In this case, the parser will start parsing with the Statement rule.

5.3.5 p_position_valid

The p_position_valid() function is only generated for C targets. it is used to determine whether or not a p_position_t structure is valid.

Example:

if (p_position_valid(node->position))
{
    ....
}

For D targets, rather than using p_position_valid(), the valid property function of the p_position_t structure can be queried (e.g. if (node.position.valid)).

5.3.6 p_result

The p_result() function can be used to retrieve the final parse value after p_parse() returns a P_SUCCESS value.

Example:

p_context_t * context = p_context_new(input, input_length);
size_t result = p_parse(context);
if (p_parse(context) == P_SUCCESS)
{
    result = p_result(context);
}

If tree generation mode is active, then the p_result() function returns a Start * pointing to the Start tree node structure.

When multiple start rules are specified, a separate result function is generated for each which returns the parse result for the corresponding rule. For example, if Statement is specified as a start rule:

p_context_t * context = p_context_new(input, input_length);
size_t result = p_parse(context);
if (p_parse_Statement(context) == P_SUCCESS)
{
    result = p_result_Statement(context);
}

In this case, the parser will start parsing with the Statement rule and the parse result from the Statement rule will be returned.

5.3.7 p_position

The p_position() function can be used to retrieve the parser position where an error occurred.

Example:

p_context_t * context = p_context_new(input, input_length);
size_t result = p_parse(context);
if (p_parse(context) == P_UNEXPECTED_TOKEN)
{
    p_position_t error_position = p_position(context);
    fprintf(stderr, "Error: unexpected token at row %u column %u\n",
        error_position.row + 1, error_position.col + 1);
}

5.3.8 p_user_terminate_code

The p_user_terminate_code() function can be used to retrieve the user terminate code after p_parse() returns a P_USER_TERMINATED value. User terminate codes are arbitrary values that can be defined by the user to be returned when the user requests to terminate parsing. They have no particular meaning to Propane.

Example:

if (p_parse(context) == P_USER_TERMINATED)
{
    size_t user_terminate_code = p_user_terminate_code(context);
}

5.3.9 p_token

The p_token() function can be used to retrieve the current parse token. This is useful after p_parse() returns a P_UNEXPECTED_TOKEN value. terminate code after p_parse() returns a P_USER_TERMINATED value to indicate what token the parser was not expecting.

Example:

if (p_parse(context) == P_UNEXPECTED_TOKEN)
{
    p_token_t unexpected_token = p_token(context);
}

5.3.10 p_decode_code_point

The p_decode_code_point() function can be used to decode code points from a UTF-8 string. It does not require a lexer/parser context structure and can be used as a standalone UTF-8 decoder or from within a lexer or parser user code block.

D Example:

size_t result;
p_code_point_t code_point;
ubyte code_point_length;

result = p_decode_code_point("\xf0\x9f\xa7\xa1", &code_point, &code_point_length);
assert(result == P_SUCCESS);
assert(code_point == 0x1F9E1u);
assert(code_point_length == 4u);

5.3.11 p_tree_delete

The p_tree_delete() function can be used to free the memory used by the tree. It should be passed the same value that is returned by p_result().

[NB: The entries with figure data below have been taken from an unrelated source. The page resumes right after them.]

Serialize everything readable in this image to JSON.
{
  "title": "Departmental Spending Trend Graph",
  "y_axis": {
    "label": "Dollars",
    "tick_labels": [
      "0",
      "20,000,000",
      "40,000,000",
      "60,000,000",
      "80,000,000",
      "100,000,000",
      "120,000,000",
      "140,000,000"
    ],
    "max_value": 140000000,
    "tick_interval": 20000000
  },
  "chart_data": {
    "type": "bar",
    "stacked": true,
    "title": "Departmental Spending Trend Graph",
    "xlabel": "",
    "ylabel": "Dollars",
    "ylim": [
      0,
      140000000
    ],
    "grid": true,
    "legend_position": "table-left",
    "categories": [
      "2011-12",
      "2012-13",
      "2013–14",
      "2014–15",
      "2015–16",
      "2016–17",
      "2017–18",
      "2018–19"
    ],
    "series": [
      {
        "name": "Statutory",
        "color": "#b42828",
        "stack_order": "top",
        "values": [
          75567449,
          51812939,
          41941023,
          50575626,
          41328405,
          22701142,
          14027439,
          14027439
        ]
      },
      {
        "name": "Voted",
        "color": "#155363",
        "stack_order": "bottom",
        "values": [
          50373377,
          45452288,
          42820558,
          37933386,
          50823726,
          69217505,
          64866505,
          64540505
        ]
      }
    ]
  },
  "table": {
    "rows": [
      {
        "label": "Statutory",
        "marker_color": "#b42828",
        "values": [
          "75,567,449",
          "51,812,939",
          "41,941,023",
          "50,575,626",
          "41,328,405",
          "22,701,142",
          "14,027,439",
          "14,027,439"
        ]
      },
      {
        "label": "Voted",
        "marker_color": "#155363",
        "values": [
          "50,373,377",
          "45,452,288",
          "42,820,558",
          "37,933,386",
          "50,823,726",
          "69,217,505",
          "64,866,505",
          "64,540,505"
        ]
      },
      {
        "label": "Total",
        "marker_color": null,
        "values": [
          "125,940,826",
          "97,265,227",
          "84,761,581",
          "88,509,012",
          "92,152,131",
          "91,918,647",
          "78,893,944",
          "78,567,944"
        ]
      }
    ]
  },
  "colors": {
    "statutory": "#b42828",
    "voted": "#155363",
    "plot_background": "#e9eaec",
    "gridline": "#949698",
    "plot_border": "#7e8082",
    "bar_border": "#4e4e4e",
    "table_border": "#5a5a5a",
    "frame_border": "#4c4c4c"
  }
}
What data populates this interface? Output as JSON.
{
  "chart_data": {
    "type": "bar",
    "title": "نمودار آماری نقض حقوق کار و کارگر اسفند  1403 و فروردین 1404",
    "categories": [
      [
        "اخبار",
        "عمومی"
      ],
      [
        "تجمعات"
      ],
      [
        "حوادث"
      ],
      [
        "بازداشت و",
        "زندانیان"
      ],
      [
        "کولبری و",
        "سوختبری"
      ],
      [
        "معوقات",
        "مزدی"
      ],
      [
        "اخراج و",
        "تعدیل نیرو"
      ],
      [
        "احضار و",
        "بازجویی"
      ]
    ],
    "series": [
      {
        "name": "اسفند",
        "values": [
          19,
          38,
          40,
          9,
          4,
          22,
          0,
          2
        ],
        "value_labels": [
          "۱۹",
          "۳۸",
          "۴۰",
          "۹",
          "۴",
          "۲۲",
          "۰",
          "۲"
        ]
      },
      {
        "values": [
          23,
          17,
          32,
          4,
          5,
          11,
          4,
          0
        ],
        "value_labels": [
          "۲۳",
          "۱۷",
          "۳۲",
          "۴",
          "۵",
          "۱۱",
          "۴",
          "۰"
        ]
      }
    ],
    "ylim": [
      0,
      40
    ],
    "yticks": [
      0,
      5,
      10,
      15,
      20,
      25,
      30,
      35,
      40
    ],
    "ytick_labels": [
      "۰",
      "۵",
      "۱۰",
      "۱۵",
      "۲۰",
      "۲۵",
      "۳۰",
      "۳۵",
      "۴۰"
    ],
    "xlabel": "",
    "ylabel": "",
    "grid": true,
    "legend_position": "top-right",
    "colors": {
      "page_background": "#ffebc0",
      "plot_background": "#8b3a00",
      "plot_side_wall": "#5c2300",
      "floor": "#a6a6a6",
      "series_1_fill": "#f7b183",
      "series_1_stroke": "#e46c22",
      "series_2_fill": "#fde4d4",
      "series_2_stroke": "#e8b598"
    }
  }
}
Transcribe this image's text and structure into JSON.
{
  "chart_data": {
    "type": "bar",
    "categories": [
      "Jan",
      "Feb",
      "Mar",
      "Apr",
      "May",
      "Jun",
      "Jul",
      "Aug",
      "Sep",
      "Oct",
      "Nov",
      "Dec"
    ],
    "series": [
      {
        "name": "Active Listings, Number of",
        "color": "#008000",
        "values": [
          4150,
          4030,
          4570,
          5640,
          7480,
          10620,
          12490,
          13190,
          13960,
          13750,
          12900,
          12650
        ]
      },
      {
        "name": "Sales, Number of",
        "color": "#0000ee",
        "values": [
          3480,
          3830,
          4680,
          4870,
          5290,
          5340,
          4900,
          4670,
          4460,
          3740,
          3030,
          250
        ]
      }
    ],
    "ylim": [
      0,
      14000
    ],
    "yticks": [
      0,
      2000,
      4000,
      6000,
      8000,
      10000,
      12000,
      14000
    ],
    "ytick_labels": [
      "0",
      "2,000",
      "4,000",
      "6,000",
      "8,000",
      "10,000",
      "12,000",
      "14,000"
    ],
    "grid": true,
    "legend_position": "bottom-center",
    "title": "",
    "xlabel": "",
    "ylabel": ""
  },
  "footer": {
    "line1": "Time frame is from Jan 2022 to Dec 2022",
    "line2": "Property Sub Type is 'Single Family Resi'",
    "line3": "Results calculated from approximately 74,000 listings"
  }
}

Note that if any lexer user code block allocates memory to store in a token's pvalue, in order to properly free this memory the free_token_node statement should be used to provide a code block that frees this memory. If specified, the free_token_node code block will be executed during the p_tree_delete() process to allow user code to free any memory associated with a token node's pvalue.

When multiple start rules are specified, a separate p_tree_delete function is generated for each which frees the tree resulting from parsing the given rule. For example, if Statement is specified as a start rule:

p_tree_delete_Statement(statement_tree);

In this case, Propane will free a Statement tree structure returned by the p_parse_Statement(context) function.